Arguments pertinents
1. Droit à l'assistance : La Cour de cassation a souligné que, selon l'article L. 122-14 du Code du travail, la convocation à un entretien préalable doit mentionner la possibilité pour le salarié de se faire assister par une personne de son choix, qu'elle soit interne ou externe à l'entreprise. La cour d'appel a erronément estimé que l'employeur avait satisfait à cette obligation en ne mentionnant que l'assistance extérieure.
> "La faculté pour le salarié de se faire assister, lors de l'entretien préalable à son licenciement, par une personne de son choix appartenant au personnel de l'entreprise doit être mentionnée dans la lettre de convocation."
2. Absence d'institutions représentatives : La cour d'appel a également relevé que le salarié ne précisait pas s'il existait des institutions représentatives du personnel, ce qui aurait pu influencer son droit à l'assistance. Cependant, la Cour de cassation a rappelé que l'absence de telles institutions n'exclut pas le droit à l'assistance par un collègue.
> "L'absence dans l'entreprise d'institutions représentatives du personnel a seulement pour effet d'ouvrir au salarié la possibilité de se faire assister par un conseiller de son choix extérieur à l'entreprise."

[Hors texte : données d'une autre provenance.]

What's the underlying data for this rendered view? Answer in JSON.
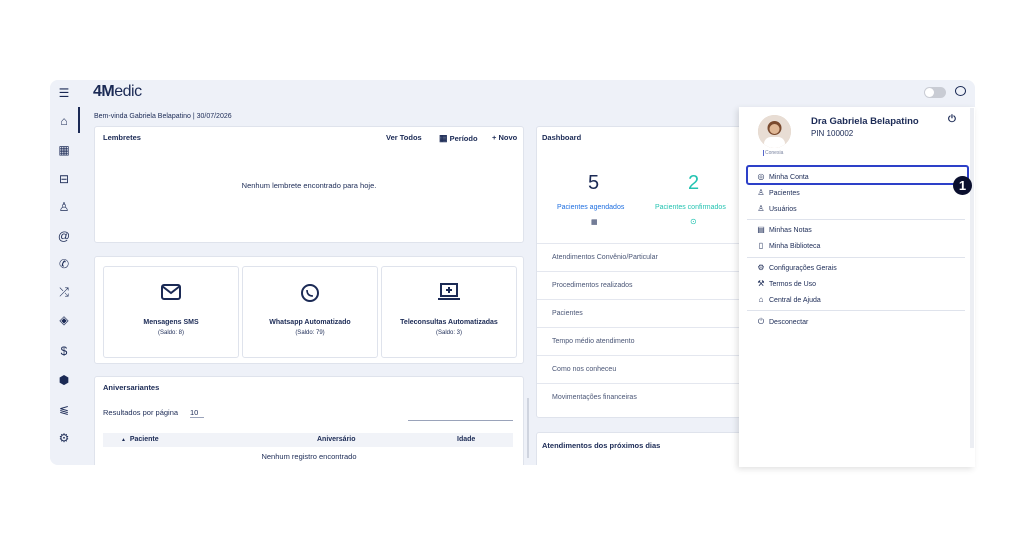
{
  "logo": {
    "prefix": "4M",
    "rest": "edic"
  },
  "welcome": "Bem-vinda Gabriela Belapatino | 30/07/2026",
  "sidebar": {
    "icons": [
      "menu-icon",
      "home-icon",
      "calendar-icon",
      "sofa-icon",
      "user-icon",
      "at-icon",
      "phone-icon",
      "arrows-icon",
      "tag-icon",
      "dollar-icon",
      "box-icon",
      "chart-icon",
      "gear-icon"
    ]
  },
  "reminders": {
    "title": "Lembretes",
    "view_all": "Ver Todos",
    "period": "Período",
    "new": "+ Novo",
    "empty": "Nenhum lembrete encontrado para hoje."
  },
  "services": [
    {
      "name": "Mensagens SMS",
      "balance": "(Saldo: 8)",
      "icon": "envelope-icon"
    },
    {
      "name": "Whatsapp Automatizado",
      "balance": "(Saldo: 79)",
      "icon": "whatsapp-icon"
    },
    {
      "name": "Teleconsultas Automatizadas",
      "balance": "(Saldo: 3)",
      "icon": "laptop-plus-icon"
    }
  ],
  "birthdays": {
    "title": "Aniversariantes",
    "per_page_label": "Resultados por página",
    "per_page_value": "10",
    "columns": [
      "Paciente",
      "Aniversário",
      "Idade"
    ],
    "empty": "Nenhum registro encontrado"
  },
  "dashboard": {
    "title": "Dashboard",
    "scheduled_count": "5",
    "scheduled_label": "Pacientes agendados",
    "confirmed_count": "2",
    "confirmed_label": "Pacientes confirmados",
    "rows": [
      "Atendimentos Convênio/Particular",
      "Procedimentos realizados",
      "Pacientes",
      "Tempo médio atendimento",
      "Como nos conheceu",
      "Movimentações financeiras"
    ],
    "next_title": "Atendimentos dos próximos dias"
  },
  "profile_menu": {
    "name": "Dra Gabriela Belapatino",
    "pin": "PIN 100002",
    "tag": "Conesia",
    "items": [
      {
        "label": "Minha Conta",
        "icon": "user-circle-icon"
      },
      {
        "label": "Pacientes",
        "icon": "patients-icon"
      },
      {
        "label": "Usuários",
        "icon": "users-icon"
      },
      {
        "label": "Minhas Notas",
        "icon": "notes-icon"
      },
      {
        "label": "Minha Biblioteca",
        "icon": "book-icon"
      },
      {
        "label": "Configurações Gerais",
        "icon": "gear-icon"
      },
      {
        "label": "Termos de Uso",
        "icon": "gavel-icon"
      },
      {
        "label": "Central de Ajuda",
        "icon": "graduation-icon"
      },
      {
        "label": "Desconectar",
        "icon": "power-icon"
      }
    ]
  },
  "annotation": {
    "step": "1"
  },
  "colors": {
    "navy": "#1b2a55",
    "accent_blue": "#1f6fe0",
    "teal": "#23c3b1",
    "highlight": "#2d40c8"
  }
}
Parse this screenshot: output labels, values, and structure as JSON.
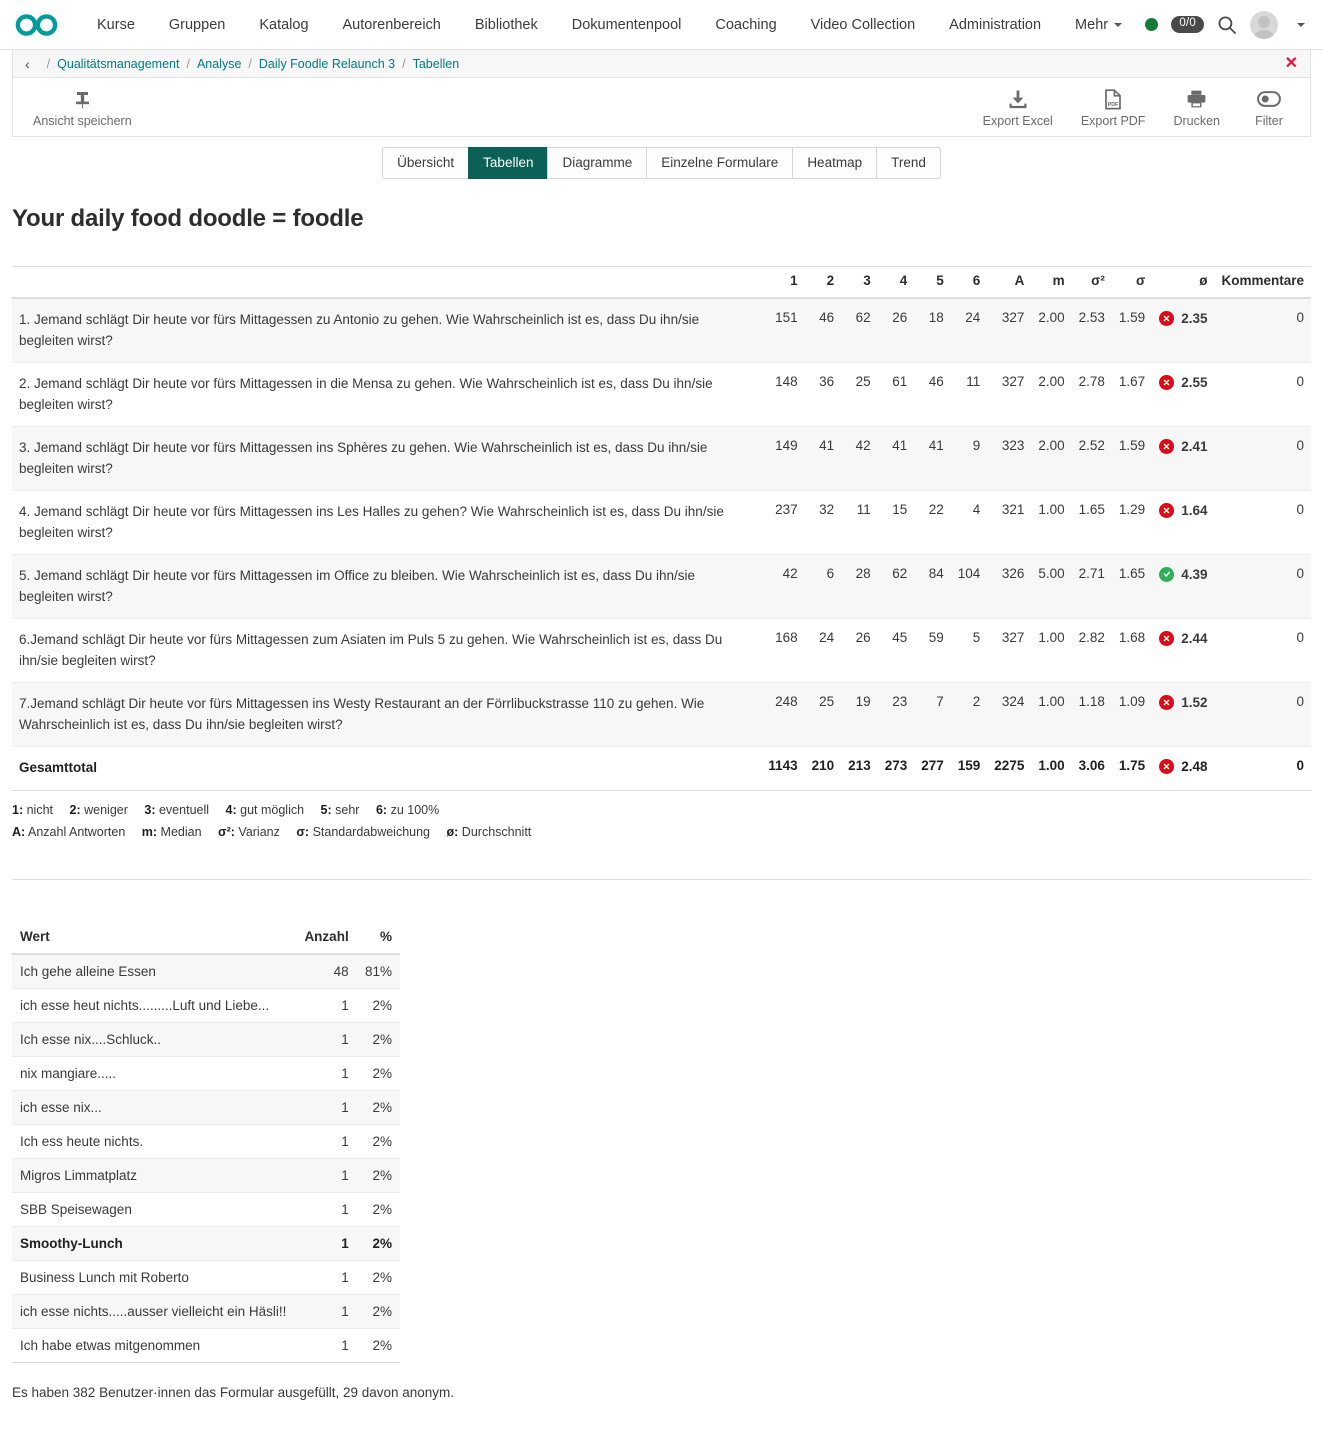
{
  "topnav": {
    "logo_name": "infinity-logo",
    "items": [
      {
        "label": "Kurse"
      },
      {
        "label": "Gruppen"
      },
      {
        "label": "Katalog"
      },
      {
        "label": "Autorenbereich"
      },
      {
        "label": "Bibliothek"
      },
      {
        "label": "Dokumentenpool"
      },
      {
        "label": "Coaching"
      },
      {
        "label": "Video Collection"
      },
      {
        "label": "Administration"
      },
      {
        "label": "Mehr"
      }
    ],
    "status_color": "#137c3a",
    "badge": "0/0",
    "search_icon": "search-icon",
    "avatar_icon": "avatar"
  },
  "breadcrumb": {
    "back": "‹",
    "separator": "/",
    "items": [
      {
        "label": "Qualitätsmanagement"
      },
      {
        "label": "Analyse"
      },
      {
        "label": "Daily Foodle Relaunch 3"
      },
      {
        "label": "Tabellen"
      }
    ],
    "close": "✕"
  },
  "toolbar": {
    "save_view": "Ansicht speichern",
    "export_excel": "Export Excel",
    "export_pdf": "Export PDF",
    "print": "Drucken",
    "filter": "Filter",
    "pdf_glyph": "PDF"
  },
  "tabs": [
    {
      "label": "Übersicht",
      "active": false
    },
    {
      "label": "Tabellen",
      "active": true
    },
    {
      "label": "Diagramme",
      "active": false
    },
    {
      "label": "Einzelne Formulare",
      "active": false
    },
    {
      "label": "Heatmap",
      "active": false
    },
    {
      "label": "Trend",
      "active": false
    }
  ],
  "page_title": "Your daily food doodle = foodle",
  "chart_data": {
    "type": "table",
    "title": "Your daily food doodle = foodle",
    "columns": [
      "",
      "1",
      "2",
      "3",
      "4",
      "5",
      "6",
      "A",
      "m",
      "σ²",
      "σ",
      "ø",
      "Kommentare"
    ],
    "rows": [
      {
        "question": "1. Jemand schlägt Dir heute vor fürs Mittagessen zu Antonio zu gehen. Wie Wahrscheinlich ist es, dass Du ihn/sie begleiten wirst?",
        "c1": "151",
        "c2": "46",
        "c3": "62",
        "c4": "26",
        "c5": "18",
        "c6": "24",
        "a": "327",
        "m": "2.00",
        "var": "2.53",
        "sd": "1.59",
        "avg": "2.35",
        "status": "bad",
        "comments": "0"
      },
      {
        "question": "2. Jemand schlägt Dir heute vor fürs Mittagessen in die Mensa zu gehen. Wie Wahrscheinlich ist es, dass Du ihn/sie begleiten wirst?",
        "c1": "148",
        "c2": "36",
        "c3": "25",
        "c4": "61",
        "c5": "46",
        "c6": "11",
        "a": "327",
        "m": "2.00",
        "var": "2.78",
        "sd": "1.67",
        "avg": "2.55",
        "status": "bad",
        "comments": "0"
      },
      {
        "question": "3. Jemand schlägt Dir heute vor fürs Mittagessen ins Sphères zu gehen. Wie Wahrscheinlich ist es, dass Du ihn/sie begleiten wirst?",
        "c1": "149",
        "c2": "41",
        "c3": "42",
        "c4": "41",
        "c5": "41",
        "c6": "9",
        "a": "323",
        "m": "2.00",
        "var": "2.52",
        "sd": "1.59",
        "avg": "2.41",
        "status": "bad",
        "comments": "0"
      },
      {
        "question": "4. Jemand schlägt Dir heute vor fürs Mittagessen ins Les Halles zu gehen? Wie Wahrscheinlich ist es, dass Du ihn/sie begleiten wirst?",
        "c1": "237",
        "c2": "32",
        "c3": "11",
        "c4": "15",
        "c5": "22",
        "c6": "4",
        "a": "321",
        "m": "1.00",
        "var": "1.65",
        "sd": "1.29",
        "avg": "1.64",
        "status": "bad",
        "comments": "0"
      },
      {
        "question": "5. Jemand schlägt Dir heute vor fürs Mittagessen im Office zu bleiben. Wie Wahrscheinlich ist es, dass Du ihn/sie begleiten wirst?",
        "c1": "42",
        "c2": "6",
        "c3": "28",
        "c4": "62",
        "c5": "84",
        "c6": "104",
        "a": "326",
        "m": "5.00",
        "var": "2.71",
        "sd": "1.65",
        "avg": "4.39",
        "status": "good",
        "comments": "0"
      },
      {
        "question": "6.Jemand schlägt Dir heute vor fürs Mittagessen zum Asiaten im Puls 5 zu gehen. Wie Wahrscheinlich ist es, dass Du ihn/sie begleiten wirst?",
        "c1": "168",
        "c2": "24",
        "c3": "26",
        "c4": "45",
        "c5": "59",
        "c6": "5",
        "a": "327",
        "m": "1.00",
        "var": "2.82",
        "sd": "1.68",
        "avg": "2.44",
        "status": "bad",
        "comments": "0"
      },
      {
        "question": "7.Jemand schlägt Dir heute vor fürs Mittagessen ins Westy Restaurant an der Förrlibuckstrasse 110 zu gehen. Wie Wahrscheinlich ist es, dass Du ihn/sie begleiten wirst?",
        "c1": "248",
        "c2": "25",
        "c3": "19",
        "c4": "23",
        "c5": "7",
        "c6": "2",
        "a": "324",
        "m": "1.00",
        "var": "1.18",
        "sd": "1.09",
        "avg": "1.52",
        "status": "bad",
        "comments": "0"
      }
    ],
    "total": {
      "question": "Gesamttotal",
      "c1": "1143",
      "c2": "210",
      "c3": "213",
      "c4": "273",
      "c5": "277",
      "c6": "159",
      "a": "2275",
      "m": "1.00",
      "var": "3.06",
      "sd": "1.75",
      "avg": "2.48",
      "status": "bad",
      "comments": "0"
    }
  },
  "legend": {
    "scale": [
      {
        "key": "1:",
        "val": "nicht"
      },
      {
        "key": "2:",
        "val": "weniger"
      },
      {
        "key": "3:",
        "val": "eventuell"
      },
      {
        "key": "4:",
        "val": "gut möglich"
      },
      {
        "key": "5:",
        "val": "sehr"
      },
      {
        "key": "6:",
        "val": "zu 100%"
      }
    ],
    "stats": [
      {
        "key": "A:",
        "val": "Anzahl Antworten"
      },
      {
        "key": "m:",
        "val": "Median"
      },
      {
        "key": "σ²:",
        "val": "Varianz"
      },
      {
        "key": "σ:",
        "val": "Standardabweichung"
      },
      {
        "key": "ø:",
        "val": "Durchschnitt"
      }
    ]
  },
  "values_table": {
    "headers": {
      "wert": "Wert",
      "anzahl": "Anzahl",
      "percent": "%"
    },
    "rows": [
      {
        "wert": "Ich gehe alleine Essen",
        "anzahl": "48",
        "percent": "81%",
        "bold": false
      },
      {
        "wert": "ich esse heut nichts.........Luft und Liebe...",
        "anzahl": "1",
        "percent": "2%",
        "bold": false
      },
      {
        "wert": "Ich esse nix....Schluck..",
        "anzahl": "1",
        "percent": "2%",
        "bold": false
      },
      {
        "wert": "nix mangiare.....",
        "anzahl": "1",
        "percent": "2%",
        "bold": false
      },
      {
        "wert": "ich esse nix...",
        "anzahl": "1",
        "percent": "2%",
        "bold": false
      },
      {
        "wert": "Ich ess heute nichts.",
        "anzahl": "1",
        "percent": "2%",
        "bold": false
      },
      {
        "wert": "Migros Limmatplatz",
        "anzahl": "1",
        "percent": "2%",
        "bold": false
      },
      {
        "wert": "SBB Speisewagen",
        "anzahl": "1",
        "percent": "2%",
        "bold": false
      },
      {
        "wert": "Smoothy-Lunch",
        "anzahl": "1",
        "percent": "2%",
        "bold": true
      },
      {
        "wert": "Business Lunch mit Roberto",
        "anzahl": "1",
        "percent": "2%",
        "bold": false
      },
      {
        "wert": "ich esse nichts.....ausser vielleicht ein Häsli!!",
        "anzahl": "1",
        "percent": "2%",
        "bold": false
      },
      {
        "wert": "Ich habe etwas mitgenommen",
        "anzahl": "1",
        "percent": "2%",
        "bold": false
      }
    ]
  },
  "footnote": "Es haben 382 Benutzer·innen das Formular ausgefüllt, 29 davon anonym.",
  "colors": {
    "brand_teal": "#009b9b",
    "tab_active": "#0b6156",
    "link": "#007c86",
    "bad": "#e30613",
    "good": "#2eb257",
    "close_red": "#e8113c",
    "status_green": "#137c3a"
  }
}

Interprétations et citations légales
1. Article L. 122-14 du Code du travail : Cet article établit les droits des salariés lors de la procédure de licenciement, en précisant que le salarié a le droit d'être assisté lors de l'entretien préalable. La Cour de cassation a mis en avant que ce droit est fondamental et doit être clairement mentionné dans la convocation.
> "En l'absence d'institutions représentatives du personnel dans l'entreprise, le salarié convoqué à un entretien préalable au licenciement a la faculté de se faire assister par un conseiller de son choix."
2. Importance de la mention dans la convocation : La décision souligne que la mention explicite de la possibilité d'assistance par un collègue est une exigence légale, et son omission constitue une irrégularité qui peut entraîner des conséquences sur la validité du licenciement.
> "La lettre de convocation du salarié à l'entretien préalable doit toujours indiquer la faculté pour le salarié de se faire assister par une personne de son choix appartenant au personnel de l'entreprise."
En conclusion, cette décision de la Cour de cassation rappelle l'importance du respect des procédures légales en matière de licenciement, en mettant l'accent sur le droit à l'assistance du salarié, qui est une garantie essentielle dans le cadre de la protection des droits des travailleurs.